Michoacán-Style Pre-Columbian Mexican version of Tortilla soup, Tarascan Soup, The Original Tortilla Soup
Tarascan Soup, The Original Tortilla Soup
Tarascan Soup, The Original Tortilla Soup. A traditional soup from the state of Michoacán, Tarascan soup is named after a region, and Indian people of the same name.
Preparation
- Cut 4 tortillas in half, then into 1/2 inch slices, and fry in hot oil until crispy, being careful not to over cook.
- Remove to paper towels to drain, fry in batches if necessary.

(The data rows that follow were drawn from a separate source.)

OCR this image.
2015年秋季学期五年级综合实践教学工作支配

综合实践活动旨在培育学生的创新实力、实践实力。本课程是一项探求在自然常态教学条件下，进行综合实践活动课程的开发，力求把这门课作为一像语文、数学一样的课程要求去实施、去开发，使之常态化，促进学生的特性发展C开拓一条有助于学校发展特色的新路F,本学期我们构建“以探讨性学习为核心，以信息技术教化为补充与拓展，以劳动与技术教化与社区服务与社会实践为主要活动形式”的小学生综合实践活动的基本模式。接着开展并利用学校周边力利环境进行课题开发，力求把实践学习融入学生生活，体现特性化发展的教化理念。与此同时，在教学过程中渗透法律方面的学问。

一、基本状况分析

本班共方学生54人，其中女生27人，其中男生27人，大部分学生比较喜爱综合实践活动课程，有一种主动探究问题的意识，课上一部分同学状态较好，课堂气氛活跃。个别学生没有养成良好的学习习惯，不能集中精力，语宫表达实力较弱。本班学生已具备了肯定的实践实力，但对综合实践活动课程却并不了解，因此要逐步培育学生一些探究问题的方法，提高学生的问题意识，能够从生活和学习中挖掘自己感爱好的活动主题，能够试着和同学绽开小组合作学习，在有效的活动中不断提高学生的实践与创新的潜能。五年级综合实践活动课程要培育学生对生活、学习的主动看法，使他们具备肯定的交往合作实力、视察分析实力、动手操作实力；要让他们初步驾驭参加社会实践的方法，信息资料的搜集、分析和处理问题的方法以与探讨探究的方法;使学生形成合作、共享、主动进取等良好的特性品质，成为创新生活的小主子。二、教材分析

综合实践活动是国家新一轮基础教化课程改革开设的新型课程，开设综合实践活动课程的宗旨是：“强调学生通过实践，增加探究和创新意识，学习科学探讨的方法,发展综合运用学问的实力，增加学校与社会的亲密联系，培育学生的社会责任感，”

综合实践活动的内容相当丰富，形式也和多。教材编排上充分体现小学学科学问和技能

- Cut 2 chilies into 1/2 inch wide strips, and fry in the same hot oil until lightly toasted, being careful not to burn.
- Re-hydrate one cleaned chili in hot water for 10 minutes.

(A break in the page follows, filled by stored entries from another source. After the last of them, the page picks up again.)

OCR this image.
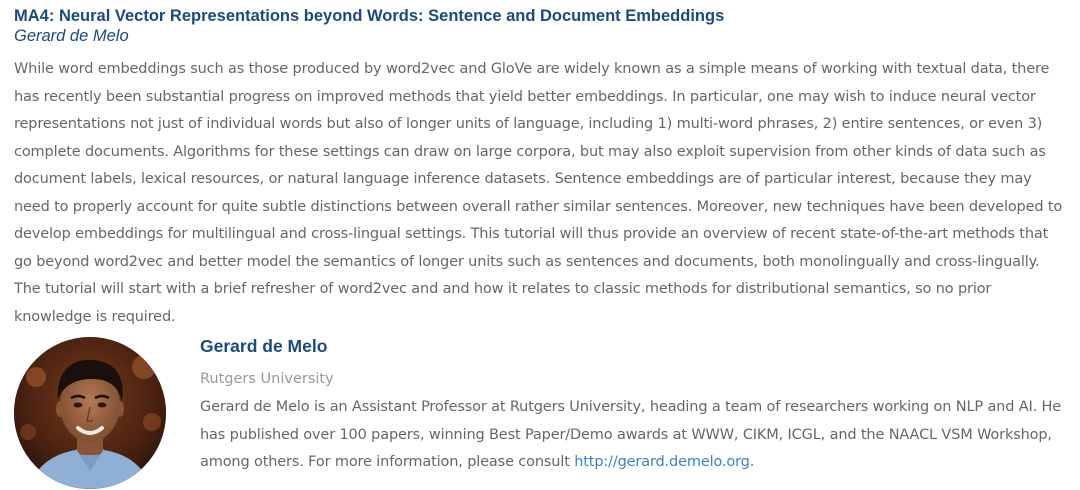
MA4: Neural Vector Representations beyond Words: Sentence and Document Embeddings

Gerard de Melo

While word embeddings such as those produced by word2vec and GloVe are widely known as a simple means of working with textual data, there has recently been substantial progress on improved methods that yield better embeddings. In particular, one may wish to induce neural vector representations not just of individual words but also of longer units of language, including 1) multi-word phrases, 2) entire sentences, or even 3) complete documents. Algorithms for these settings can draw on large corpora, but may also exploit supervision from other kinds of data such as document labels, lexical resources, or natural language inference datasets. Sentence embeddings are of particular interest, because they may need to properly account for quite subtle distinctions between overall rather similar sentences. Moreover, new techniques have been developed to develop embeddings for multilingual and cross-lingual settings. This tutorial will thus provide an overview of recent state-of-the-art methods that go beyond word2vec and better model the semantics of longer units such as sentences and documents, both monolingually and cross-lingually. The tutorial will start with a brief refresher of word2vec and and how it relates to classic methods for distributional semantics, so no prior knowledge is required.

Gerard de Melo

Rutgers University

Gerard de Melo is an Assistant Professor at Rutgers University, heading a team of researchers working on NLP and AI. He has published over 100 papers, winning Best Paper/Demo awards at WWW, CIKM, ICGL, and the NAACL VSM Workshop, among others. For more information, please consult http://gerard.demelo.org.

- In a skillet add 1 tablespoon of oil and fry the chopped onion and garlic for about 5 minutes or until cooked.
- Add the onion and garlic to a blender along with the tomato the re-hydrated chili and the whole tortilla and puree. Add a bit of vegetable broth if needed.

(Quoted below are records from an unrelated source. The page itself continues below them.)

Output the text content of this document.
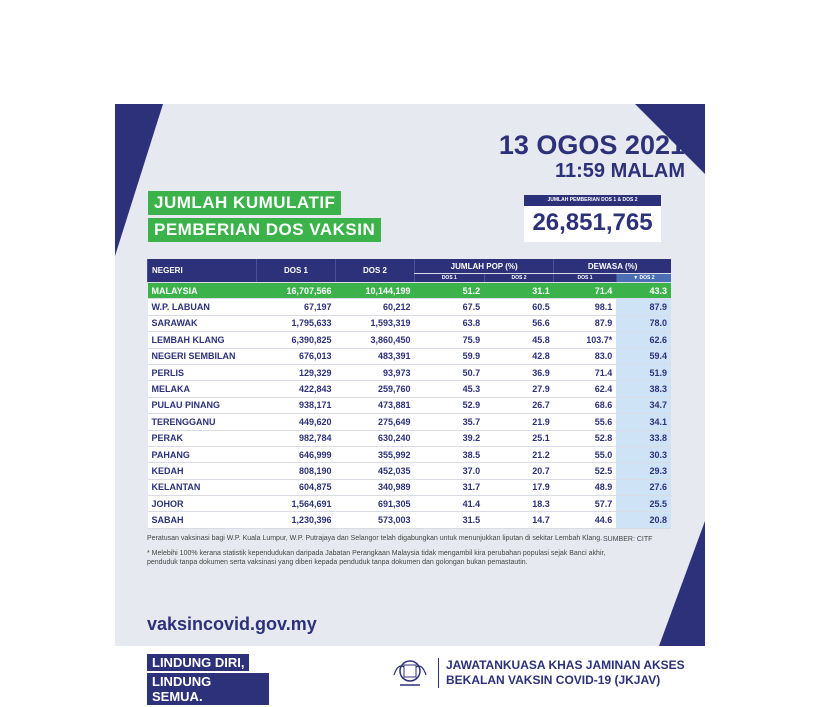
13 OGOS 2021
11:59 MALAM
JUMLAH KUMULATIF
PEMBERIAN DOS VAKSIN
JUMLAH PEMBERIAN DOS 1 & DOS 2
26,851,765
NEGERI	DOS 1	DOS 2	JUMLAH POP (%)		DEWASA (%)	
			DOS 1	DOS 2	DOS 1	▼ DOS 2
MALAYSIA	16,707,566	10,144,199	51.2	31.1	71.4	43.3
W.P. LABUAN	67,197	60,212	67.5	60.5	98.1	87.9
SARAWAK	1,795,633	1,593,319	63.8	56.6	87.9	78.0
LEMBAH KLANG	6,390,825	3,860,450	75.9	45.8	103.7*	62.6
NEGERI SEMBILAN	676,013	483,391	59.9	42.8	83.0	59.4
PERLIS	129,329	93,973	50.7	36.9	71.4	51.9
MELAKA	422,843	259,760	45.3	27.9	62.4	38.3
PULAU PINANG	938,171	473,881	52.9	26.7	68.6	34.7
TERENGGANU	449,620	275,649	35.7	21.9	55.6	34.1
PERAK	982,784	630,240	39.2	25.1	52.8	33.8
PAHANG	646,999	355,992	38.5	21.2	55.0	30.3
KEDAH	808,190	452,035	37.0	20.7	52.5	29.3
KELANTAN	604,875	340,989	31.7	17.9	48.9	27.6
JOHOR	1,564,691	691,305	41.4	18.3	57.7	25.5
SABAH	1,230,396	573,003	31.5	14.7	44.6	20.8

Peratusan vaksinasi bagi W.P. Kuala Lumpur, W.P. Putrajaya dan Selangor telah digabungkan untuk menunjukkan liputan di sekitar Lembah Klang.

* Melebihi 100% kerana statistik kependudukan daripada Jabatan Perangkaan Malaysia tidak mengambil kira perubahan populasi sejak Banci akhir, penduduk tanpa dokumen serta vaksinasi yang diberi kepada penduduk tanpa dokumen dan golongan bukan pemastautin.

SUMBER: CITF
vaksincovid.gov.my
LINDUNG DIRI,
LINDUNG SEMUA.
JAWATANKUASA KHAS JAMINAN AKSES
BEKALAN VAKSIN COVID-19 (JKJAV)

- In a heavy bottomed pot heat heat 2 Tablespoons of oil and add the puree, simmer until a few minutes until the color becomes darker.
- Add the vegetable broth and simmer for 20 minutes.
- Add the salt and oregano, stir and remove from heat.
Serving Suggestion
Serve hot topped with the fried tortillas, chilies and avocado.